The combined SC + EFE treatment also reduced CH₄ and CO₂ emissions relative to substrate utilization and fermentation pathways, highlighting its potential for environmentally sustainable feed processing. This mitigation may be the result of protozoal suppression, which could indirectly diminish the activity of methanogenic microbes [77,78], and increased lipid availability, which may promote biohydrogenation pathways that compete with methane formation [79]. Confirmation of these microbial processes will require the application of advanced molecular techniques and metagenomic analyses to elucidate the specific microbial interactions and pathways underlying greenhouse gas mitigation. In addition, future in vivo studies will be essential to validate these findings. Despite changes in ruminal fermentation, chemical composition and ruminal microbial ecology, ruminal pH remained stable within the optimal range for microbial activity [72]. Similar pH stability was observed in the short-period of SSF with the SC + EFE treatment of alperujo [35], likely due to the ability of SC to buffer the rumen environment and reduce the risk of acidosis [73]. By simultaneously enhancing the nutrient value and suppressing greenhouse gas production, this combined treatment strategy offers a dual benefit: optimizing feed efficiency while reducing the ecological footprint of ruminant production systems.
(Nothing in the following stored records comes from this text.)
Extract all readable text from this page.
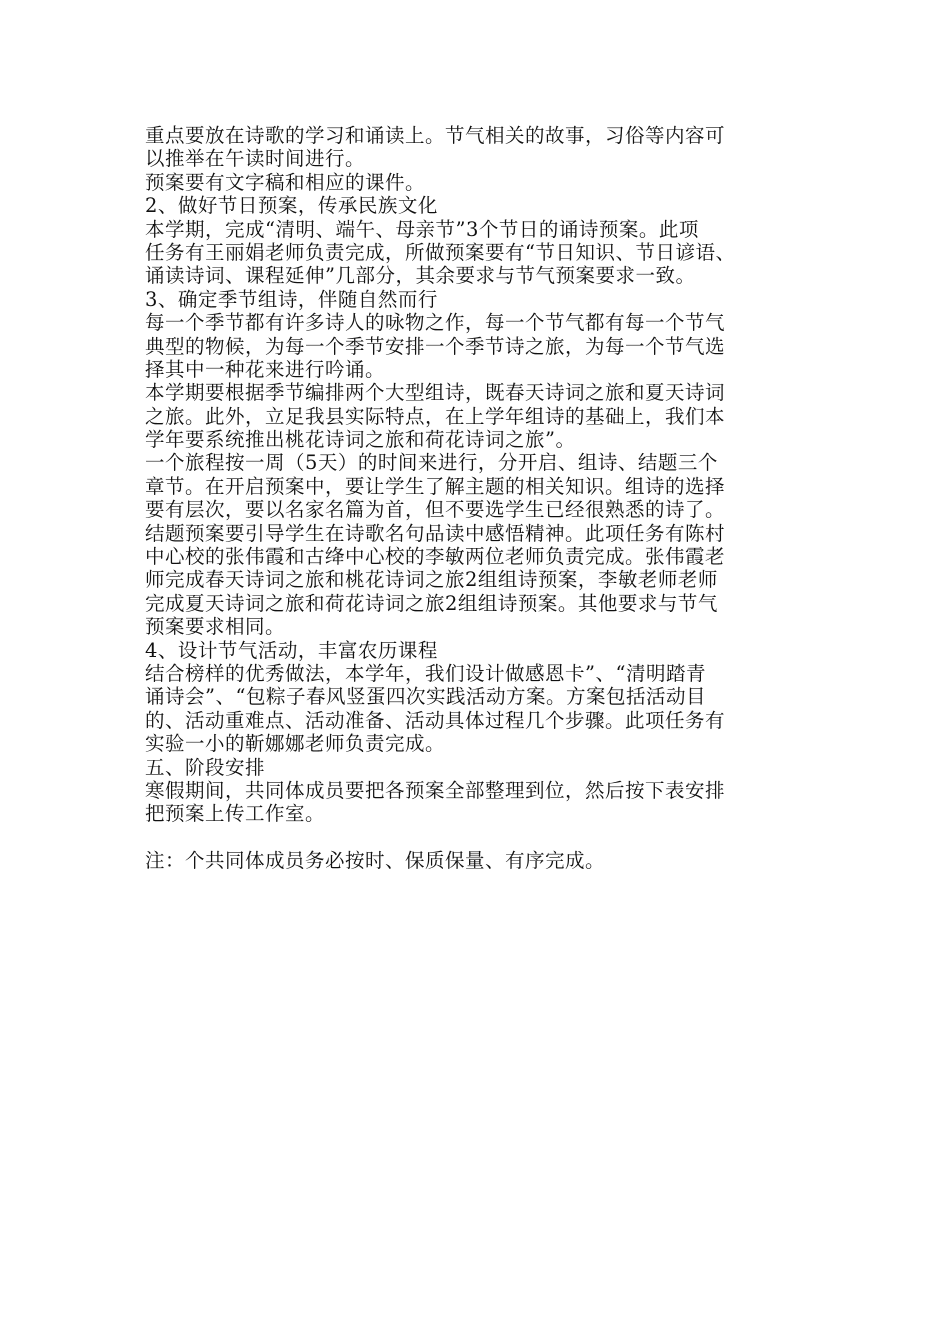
重点要放在诗歌的学习和诵读上。节气相关的故事，习俗等内容可
以推举在午读时间进行。
预案要有文字稿和相应的课件。
2、做好节日预案，传承民族文化
本学期，完成“清明、端午、母亲节”3个节日的诵诗预案。此项
任务有王丽娟老师负责完成，所做预案要有“节日知识、节日谚语、
诵读诗词、课程延伸”几部分，其余要求与节气预案要求一致。
3、确定季节组诗，伴随自然而行
每一个季节都有许多诗人的咏物之作，每一个节气都有每一个节气
典型的物候，为每一个季节安排一个季节诗之旅，为每一个节气选
择其中一种花来进行吟诵。
本学期要根据季节编排两个大型组诗，既春天诗词之旅和夏天诗词
之旅。此外，立足我县实际特点，在上学年组诗的基础上，我们本
学年要系统推出桃花诗词之旅和荷花诗词之旅”。
一个旅程按一周（5天）的时间来进行，分开启、组诗、结题三个
章节。在开启预案中，要让学生了解主题的相关知识。组诗的选择
要有层次，要以名家名篇为首，但不要选学生已经很熟悉的诗了。
结题预案要引导学生在诗歌名句品读中感悟精神。此项任务有陈村
中心校的张伟霞和古绛中心校的李敏两位老师负责完成。张伟霞老
师完成春天诗词之旅和桃花诗词之旅2组组诗预案，李敏老师老师
完成夏天诗词之旅和荷花诗词之旅2组组诗预案。其他要求与节气
预案要求相同。
4、设计节气活动，丰富农历课程
结合榜样的优秀做法，本学年，我们设计做感恩卡”、“清明踏青
诵诗会”、“包粽子春风竖蛋四次实践活动方案。方案包括活动目
的、活动重难点、活动准备、活动具体过程几个步骤。此项任务有
实验一小的靳娜娜老师负责完成。
五、阶段安排
寒假期间，共同体成员要把各预案全部整理到位，然后按下表安排
把预案上传工作室。
注：个共同体成员务必按时、保质保量、有序完成。
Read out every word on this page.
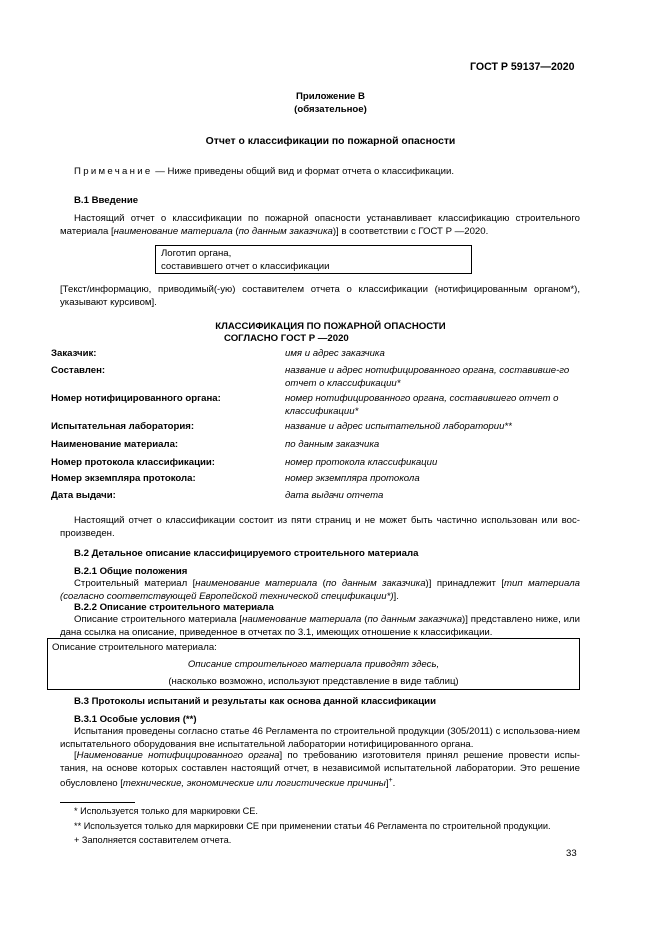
ГОСТ Р 59137—2020
Приложение В
(обязательное)
Отчет о классификации по пожарной опасности
Примечание — Ниже приведены общий вид и формат отчета о классификации.
В.1 Введение
Настоящий отчет о классификации по пожарной опасности устанавливает классификацию строительного материала [наименование материала (по данным заказчика)] в соответствии с ГОСТ Р —2020.
Логотип органа,
составившего отчет о классификации
[Текст/информацию, приводимый(-ую) составителем отчета о классификации (нотифицированным органом*), указывают курсивом].
КЛАССИФИКАЦИЯ ПО ПОЖАРНОЙ ОПАСНОСТИ
СОГЛАСНО ГОСТ Р —2020
Заказчик:	имя и адрес заказчика
Составлен:	название и адрес нотифицированного органа, составивше-го отчет о классификации*
Номер нотифицированного органа:	номер нотифицированного органа, составившего отчет о классификации*
Испытательная лаборатория:	название и адрес испытательной лаборатории**
Наименование материала:	по данным заказчика
Номер протокола классификации:	номер протокола классификации
Номер экземпляра протокола:	номер экземпляра протокола
Дата выдачи:	дата выдачи отчета
Настоящий отчет о классификации состоит из пяти страниц и не может быть частично использован или вос-произведен.
В.2 Детальное описание классифицируемого строительного материала
В.2.1 Общие положения
Строительный материал [наименование материала (по данным заказчика)] принадлежит [тип материала (согласно соответствующей Европейской технической спецификации*)].
В.2.2 Описание строительного материала
Описание строительного материала [наименование материала (по данным заказчика)] представлено ниже, или дана ссылка на описание, приведенное в отчетах по 3.1, имеющих отношение к классификации.
Описание строительного материала:
Описание строительного материала приводят здесь,
(насколько возможно, используют представление в виде таблиц)
В.3 Протоколы испытаний и результаты как основа данной классификации
В.3.1 Особые условия (**)
Испытания проведены согласно статье 46 Регламента по строительной продукции (305/2011) с использова-нием испытательного оборудования вне испытательной лаборатории нотифицированного органа.
[Наименование нотифицированного органа] по требованию изготовителя принял решение провести испы-тания, на основе которых составлен настоящий отчет, в независимой испытательной лаборатории. Это решение обусловлено [технические, экономические или логистические причины]+.
* Используется только для маркировки CE.
** Используется только для маркировки CE при применении статьи 46 Регламента по строительной продукции.
+ Заполняется составителем отчета.
33
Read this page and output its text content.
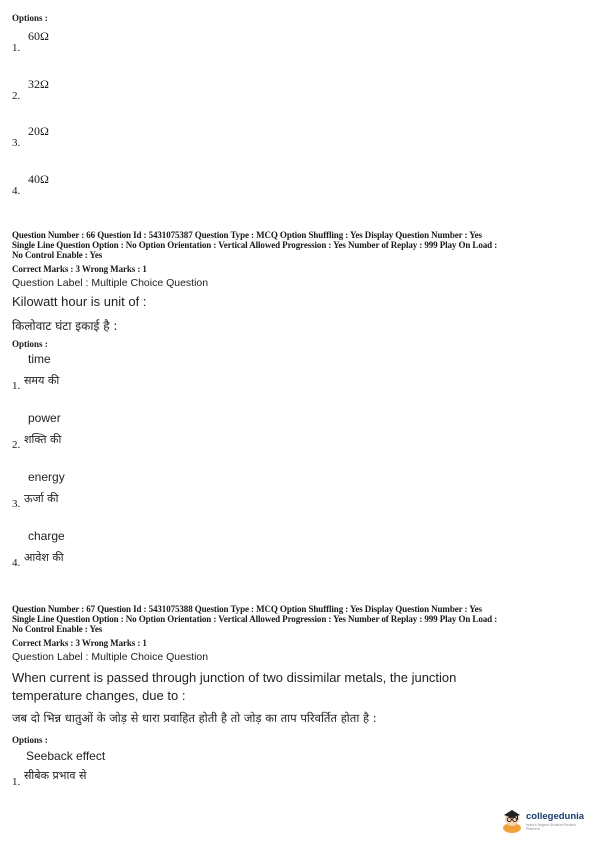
Options :
60Ω
1.
32Ω
2.
20Ω
3.
40Ω
4.
Question Number : 66 Question Id : 5431075387 Question Type : MCQ Option Shuffling : Yes Display Question Number : Yes
Single Line Question Option : No Option Orientation : Vertical Allowed Progression : Yes Number of Replay : 999 Play On Load :
No Control Enable : Yes
Correct Marks : 3 Wrong Marks : 1
Question Label : Multiple Choice Question
Kilowatt hour is unit of :
किलोवाट घंटा इकाई है :
Options :
time
1. समय की
power
2. शक्ति की
energy
3. ऊर्जा की
charge
4. आवेश की
Question Number : 67 Question Id : 5431075388 Question Type : MCQ Option Shuffling : Yes Display Question Number : Yes
Single Line Question Option : No Option Orientation : Vertical Allowed Progression : Yes Number of Replay : 999 Play On Load :
No Control Enable : Yes
Correct Marks : 3 Wrong Marks : 1
Question Label : Multiple Choice Question
When current is passed through junction of two dissimilar metals, the junction
temperature changes, due to :
जब दो भिन्न धातुओं के जोड़ से धारा प्रवाहित होती है तो जोड़ का ताप परिवर्तित होता है :
Options :
Seeback effect
1. सीबेक प्रभाव से
collegedunia
India's largest Student Review Platform
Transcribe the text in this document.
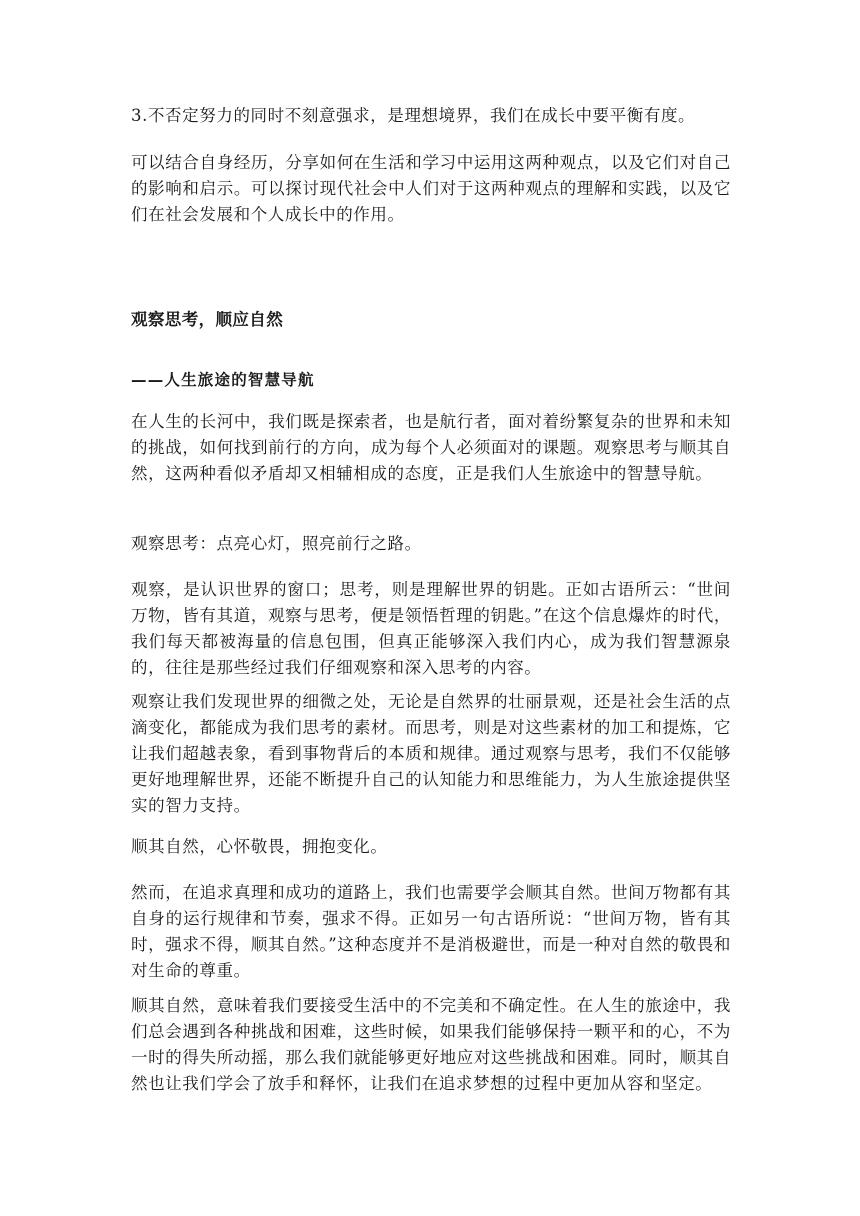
3.不否定努力的同时不刻意强求，是理想境界，我们在成长中要平衡有度。

可以结合自身经历，分享如何在生活和学习中运用这两种观点，以及它们对自己的影响和启示。可以探讨现代社会中人们对于这两种观点的理解和实践，以及它们在社会发展和个人成长中的作用。

观察思考，顺应自然
——人生旅途的智慧导航

在人生的长河中，我们既是探索者，也是航行者，面对着纷繁复杂的世界和未知的挑战，如何找到前行的方向，成为每个人必须面对的课题。观察思考与顺其自然，这两种看似矛盾却又相辅相成的态度，正是我们人生旅途中的智慧导航。

观察思考：点亮心灯，照亮前行之路。

观察，是认识世界的窗口；思考，则是理解世界的钥匙。正如古语所云：“世间万物，皆有其道，观察与思考，便是领悟哲理的钥匙。”在这个信息爆炸的时代，我们每天都被海量的信息包围，但真正能够深入我们内心，成为我们智慧源泉的，往往是那些经过我们仔细观察和深入思考的内容。

观察让我们发现世界的细微之处，无论是自然界的壮丽景观，还是社会生活的点滴变化，都能成为我们思考的素材。而思考，则是对这些素材的加工和提炼，它让我们超越表象，看到事物背后的本质和规律。通过观察与思考，我们不仅能够更好地理解世界，还能不断提升自己的认知能力和思维能力，为人生旅途提供坚实的智力支持。

顺其自然，心怀敬畏，拥抱变化。

然而，在追求真理和成功的道路上，我们也需要学会顺其自然。世间万物都有其自身的运行规律和节奏，强求不得。正如另一句古语所说：“世间万物，皆有其时，强求不得，顺其自然。”这种态度并不是消极避世，而是一种对自然的敬畏和对生命的尊重。

顺其自然，意味着我们要接受生活中的不完美和不确定性。在人生的旅途中，我们总会遇到各种挑战和困难，这些时候，如果我们能够保持一颗平和的心，不为一时的得失所动摇，那么我们就能够更好地应对这些挑战和困难。同时，顺其自然也让我们学会了放手和释怀，让我们在追求梦想的过程中更加从容和坚定。
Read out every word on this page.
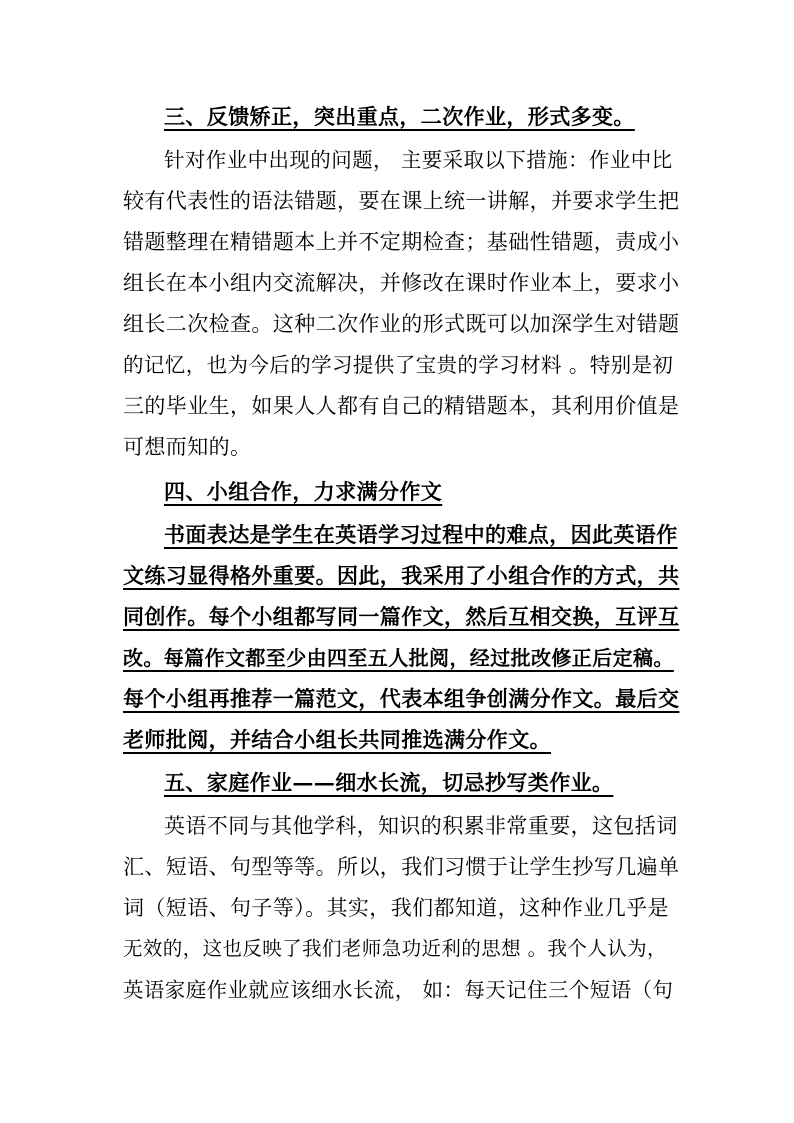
三、反馈矫正，突出重点，二次作业，形式多变。
针对作业中出现的问题， 主要采取以下措施：作业中比
较有代表性的语法错题，要在课上统一讲解，并要求学生把
错题整理在精错题本上并不定期检查；基础性错题，责成小
组长在本小组内交流解决，并修改在课时作业本上，要求小
组长二次检查。这种二次作业的形式既可以加深学生对错题
的记忆，也为今后的学习提供了宝贵的学习材料 。特别是初
三的毕业生，如果人人都有自己的精错题本，其利用价值是
可想而知的。
四、小组合作，力求满分作文
书面表达是学生在英语学习过程中的难点，因此英语作
文练习显得格外重要。因此，我采用了小组合作的方式，共
同创作。每个小组都写同一篇作文，然后互相交换，互评互
改。每篇作文都至少由四至五人批阅，经过批改修正后定稿。
每个小组再推荐一篇范文，代表本组争创满分作文。最后交
老师批阅，并结合小组长共同推选满分作文。
五、家庭作业——细水长流，切忌抄写类作业。
英语不同与其他学科，知识的积累非常重要，这包括词
汇、短语、句型等等。所以，我们习惯于让学生抄写几遍单
词（短语、句子等）。其实，我们都知道，这种作业几乎是
无效的，这也反映了我们老师急功近利的思想 。我个人认为，
英语家庭作业就应该细水长流， 如：每天记住三个短语（句
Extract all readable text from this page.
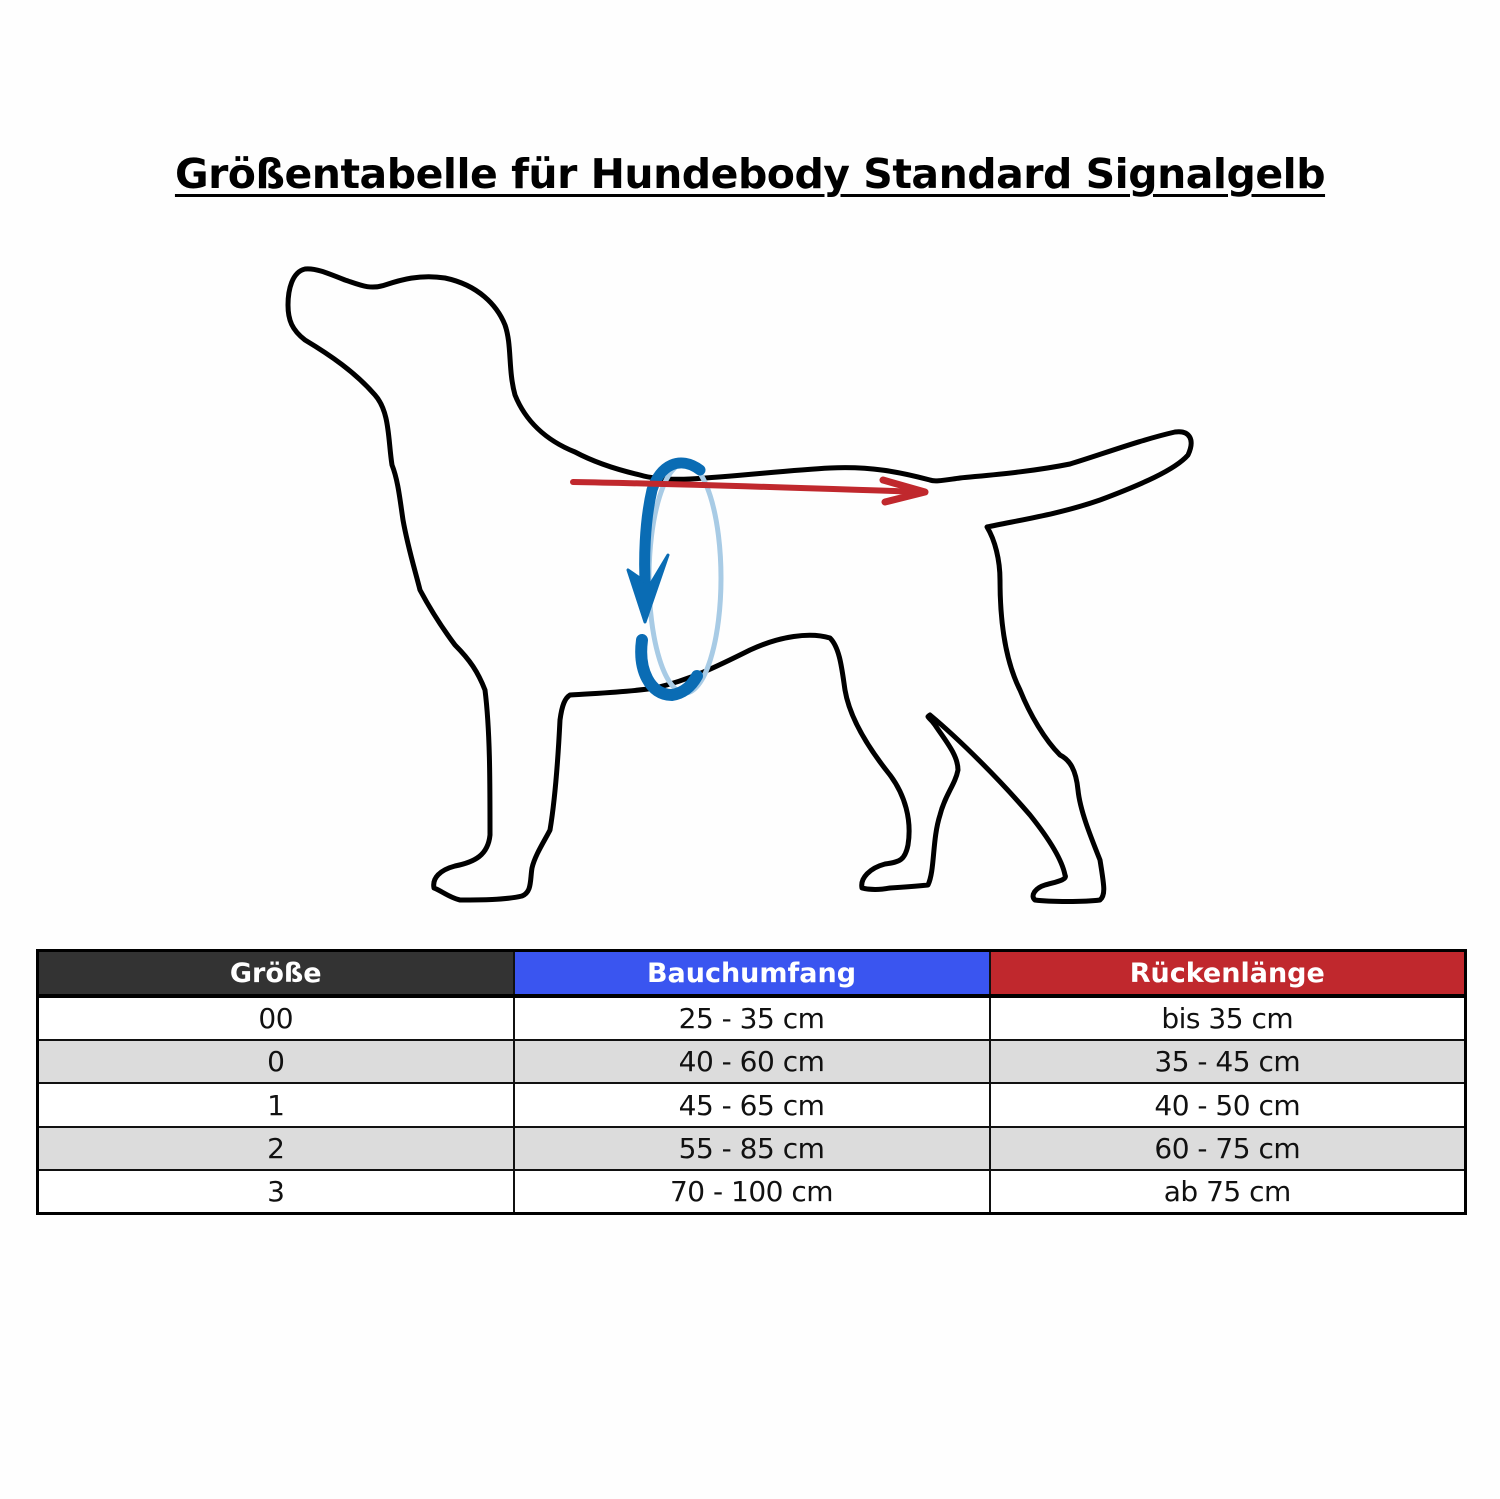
Größentabelle für Hundebody Standard Signalgelb
Größe	Bauchumfang	Rückenlänge
00	25 - 35 cm	bis 35 cm
0	40 - 60 cm	35 - 45 cm
1	45 - 65 cm	40 - 50 cm
2	55 - 85 cm	60 - 75 cm
3	70 - 100 cm	ab 75 cm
However, the reduction in NFCs associated with SC application may affect the energy balance of ruminant diets if not carefully formulated.

5. Conclusions

The biotechnological valorization of AHs via SSF using EFEs and SC effectively upgrades low-value by-products into high-quality ruminant feed. This combined strategy improves CP, ash and EE contents, reduces fiber content, enhances ruminal degradability and bacterial populations, and lowers CH₄ and CO₂ emissions relative to substrate utilization and fermentation pathways. The synergistic effects highlight the value of integrating enzymatic depolymerization with yeast metabolism in SSF design. However, the reduction in NFCs associated with SC may affect the feed energy content and should be considered in diet formulation. The process is technologically simple, requires minimal water, and relies on commercially available inputs, supporting industrial feasibility. Future research should address pilot-scale validation, optimization under variable conditions, techno-economic assessment, and in vivo confirmation of animal performance and environmental benefits. Advanced molecular techniques will also be needed to characterize the ruminal microbiota and elucidate the mechanisms underlying greenhouse gas mitigation.